M. Éric Bocquet. L’article 12 inaugure le début d’une longue discussion sur la réforme des professions réglementées, dont il a déjà été beaucoup question dans les médias ces dernières semaines. Je profite donc de ce premier article pour vous exposer notre vision générale sur ces professions, qui vaut évidemment pour les articles suivants.
L’État a délégué certaines prérogatives de puissance publique attachées à sa mission régalienne aux professions réglementées : huissiers de justice, notaires, commissaires-priseurs judiciaires, greffiers, administrateurs judiciaires, etc.
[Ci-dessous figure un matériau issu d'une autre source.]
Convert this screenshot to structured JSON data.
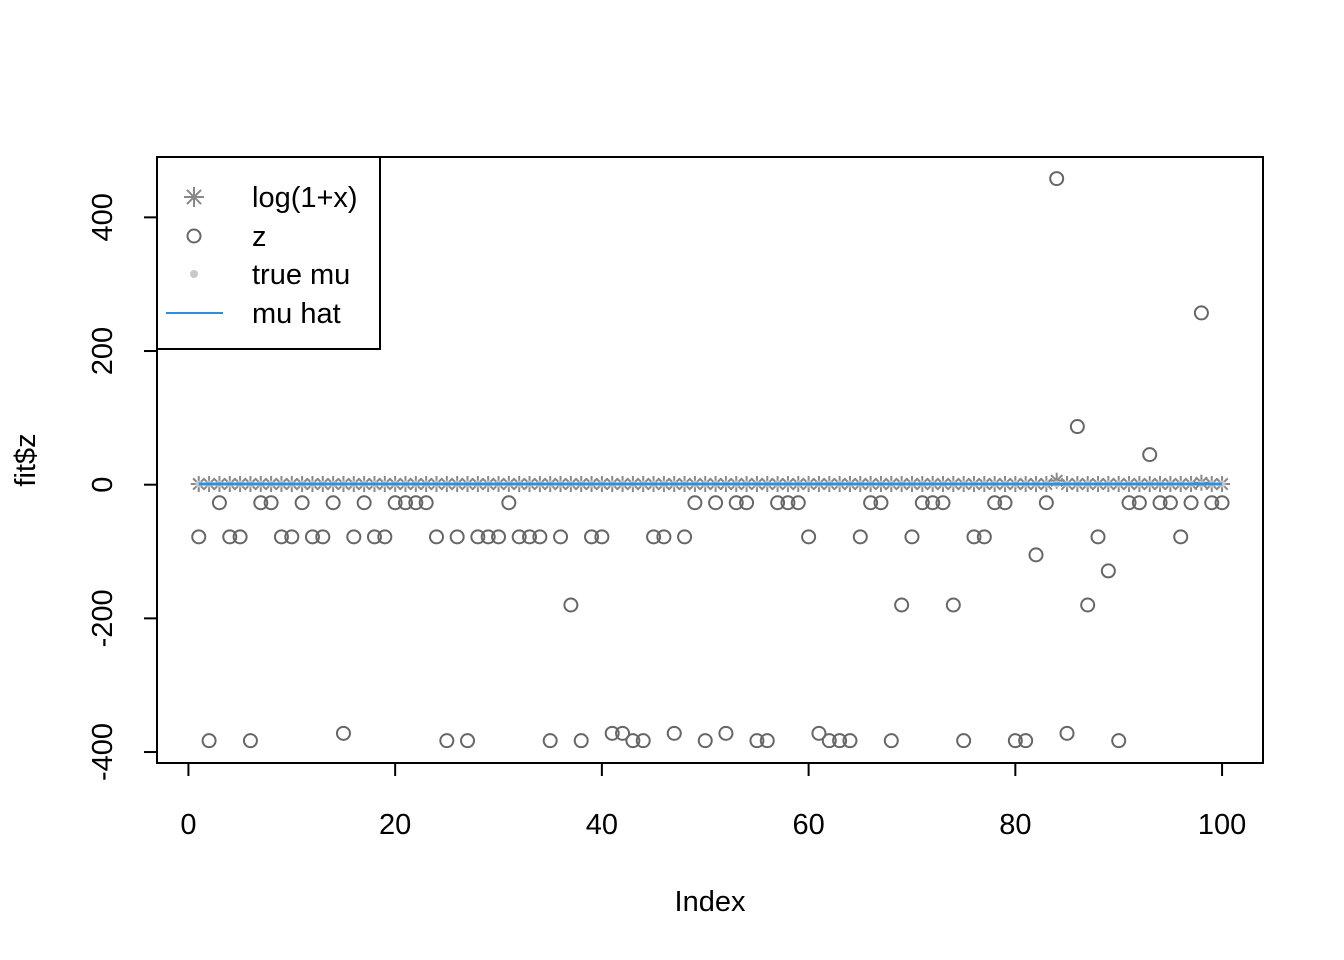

Actuellement, et en toute logique, c’est donc le ministère de la justice qui contrôle les conditions d’exercice de cette délégation et réglemente les tarifs et l’implantation desdites professions.
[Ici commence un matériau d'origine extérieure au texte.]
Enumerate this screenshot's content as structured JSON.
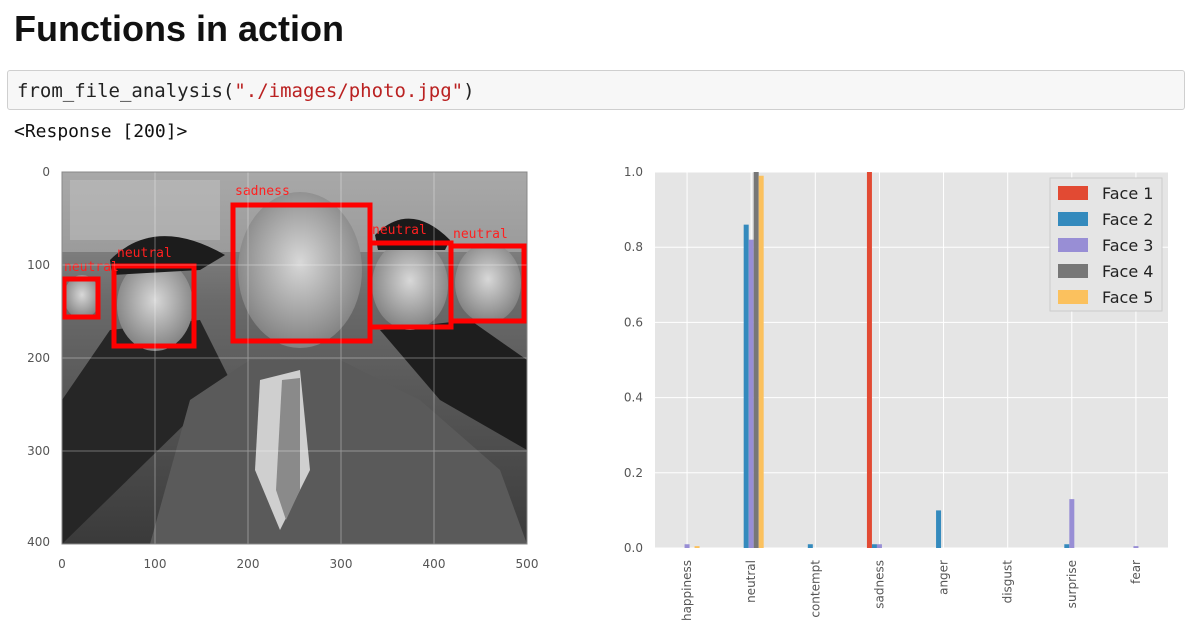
{
  "heading": "Functions in action",
  "code": {
    "func": "from_file_analysis(",
    "arg": "\"./images/photo.jpg\"",
    "close": ")"
  },
  "output": "<Response [200]>",
  "image_plot": {
    "x_ticks": [
      "0",
      "100",
      "200",
      "300",
      "400",
      "500"
    ],
    "y_ticks": [
      "0",
      "100",
      "200",
      "300",
      "400"
    ],
    "face_labels": [
      "neutral",
      "neutral",
      "sadness",
      "neutral",
      "neutral"
    ],
    "box_color": "#ff0000"
  },
  "chart_data": {
    "type": "bar",
    "categories": [
      "happiness",
      "neutral",
      "contempt",
      "sadness",
      "anger",
      "disgust",
      "surprise",
      "fear"
    ],
    "ylim": [
      0,
      1.0
    ],
    "y_ticks": [
      "0.0",
      "0.2",
      "0.4",
      "0.6",
      "0.8",
      "1.0"
    ],
    "grid": true,
    "legend_position": "top-right",
    "series": [
      {
        "name": "Face 1",
        "color": "#e24a33",
        "values": [
          0.0,
          0.0,
          0.0,
          1.0,
          0.0,
          0.0,
          0.0,
          0.0
        ]
      },
      {
        "name": "Face 2",
        "color": "#348abd",
        "values": [
          0.0,
          0.86,
          0.01,
          0.01,
          0.1,
          0.0,
          0.01,
          0.0
        ]
      },
      {
        "name": "Face 3",
        "color": "#988ed5",
        "values": [
          0.01,
          0.82,
          0.0,
          0.01,
          0.0,
          0.0,
          0.13,
          0.005
        ]
      },
      {
        "name": "Face 4",
        "color": "#777777",
        "values": [
          0.0,
          1.0,
          0.0,
          0.0,
          0.0,
          0.0,
          0.0,
          0.0
        ]
      },
      {
        "name": "Face 5",
        "color": "#fbc15e",
        "values": [
          0.005,
          0.99,
          0.0,
          0.0,
          0.0,
          0.0,
          0.0,
          0.0
        ]
      }
    ]
  }
}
Ce faisant, il est le garant de la sécurité juridique de leurs actes et il peut veiller à l’indépendance de ces professionnels du droit, au respect des règles déontologiques et à l’absence de conflits d’intérêts.
Il veille également à l’accès de tous au droit en contrôlant le maillage territorial de ces professions et en évitant l’apparition de déserts juridiques dans des zones moins attractives, pour ne pas dire moins rentables.
Arguant de tarifications trop élevées des actes – selon une vision extrêmement caricaturale, qui ne correspond pas à l’ensemble de ces professions, mais à une minorité au sein de chacune d’elles –, le Gouvernement prétend y remédier en libéralisant les professions concernées, afin qu’elles contribuent à la vitalité de l’économie.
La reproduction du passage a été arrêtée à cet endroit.